La noche, cuyo silencio fue corrompido por los que festejaban y lloraban, jamás volvió a presenciar un espectáculo igual, con tantas almas desnudas bajo el halo de luz de la luna, que se contaban unos a otros, desconocidos y amigos, sus más grandes secretos, esperanzas y sueños. Incluso la luna en su altar se retorcía de celos, ante aquella belleza que jamás volvería a ver. Los caminos cubiertos con pintura, nieve y ceniza, en donde se sentaban los poetas a leer sus obras, los pintores a crear figuras sin sentido alguno, los músicos a tocar piezas que podrían robarte el alma, y, los bailarines, a mover sus cuerpos de formas alocadas.
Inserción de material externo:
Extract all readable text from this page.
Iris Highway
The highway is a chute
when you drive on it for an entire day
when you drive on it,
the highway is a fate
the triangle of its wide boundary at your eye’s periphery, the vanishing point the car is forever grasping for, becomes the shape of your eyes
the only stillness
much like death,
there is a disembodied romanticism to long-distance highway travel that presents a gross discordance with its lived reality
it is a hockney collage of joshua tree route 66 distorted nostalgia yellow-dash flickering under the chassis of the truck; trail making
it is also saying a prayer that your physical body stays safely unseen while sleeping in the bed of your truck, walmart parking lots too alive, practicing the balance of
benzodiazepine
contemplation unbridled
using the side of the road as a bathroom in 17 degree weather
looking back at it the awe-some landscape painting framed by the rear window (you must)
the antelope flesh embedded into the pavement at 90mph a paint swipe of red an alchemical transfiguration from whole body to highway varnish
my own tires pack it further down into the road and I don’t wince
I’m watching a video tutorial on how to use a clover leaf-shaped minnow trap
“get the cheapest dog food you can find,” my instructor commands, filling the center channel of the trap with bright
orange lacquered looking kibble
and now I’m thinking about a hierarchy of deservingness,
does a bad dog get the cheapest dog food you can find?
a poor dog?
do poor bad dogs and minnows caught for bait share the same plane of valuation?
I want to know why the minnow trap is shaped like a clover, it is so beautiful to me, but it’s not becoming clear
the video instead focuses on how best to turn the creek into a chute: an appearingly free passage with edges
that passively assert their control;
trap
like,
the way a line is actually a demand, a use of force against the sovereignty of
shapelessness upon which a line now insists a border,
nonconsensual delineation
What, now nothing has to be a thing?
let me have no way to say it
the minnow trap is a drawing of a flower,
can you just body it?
Las personas de ese pueblo se habían convertido en sus propios dioses. Seres capaces de crear lo que nadie había podido siquiera imaginar, seres pacíficos y apasionados que tenían bien claro su propia mortalidad, que los haría desaparecer, esa misma noche de invierno, mientras el cielo se esclarecía y la fogata se apagaba, dejando atrás todas sus creaciones y goces. Renaciendo pronto en otros cuerpos, en menor número y con menores oportunidades, haciendo a la noche añorar aquel momento de verdadera felicidad, tristeza y temor.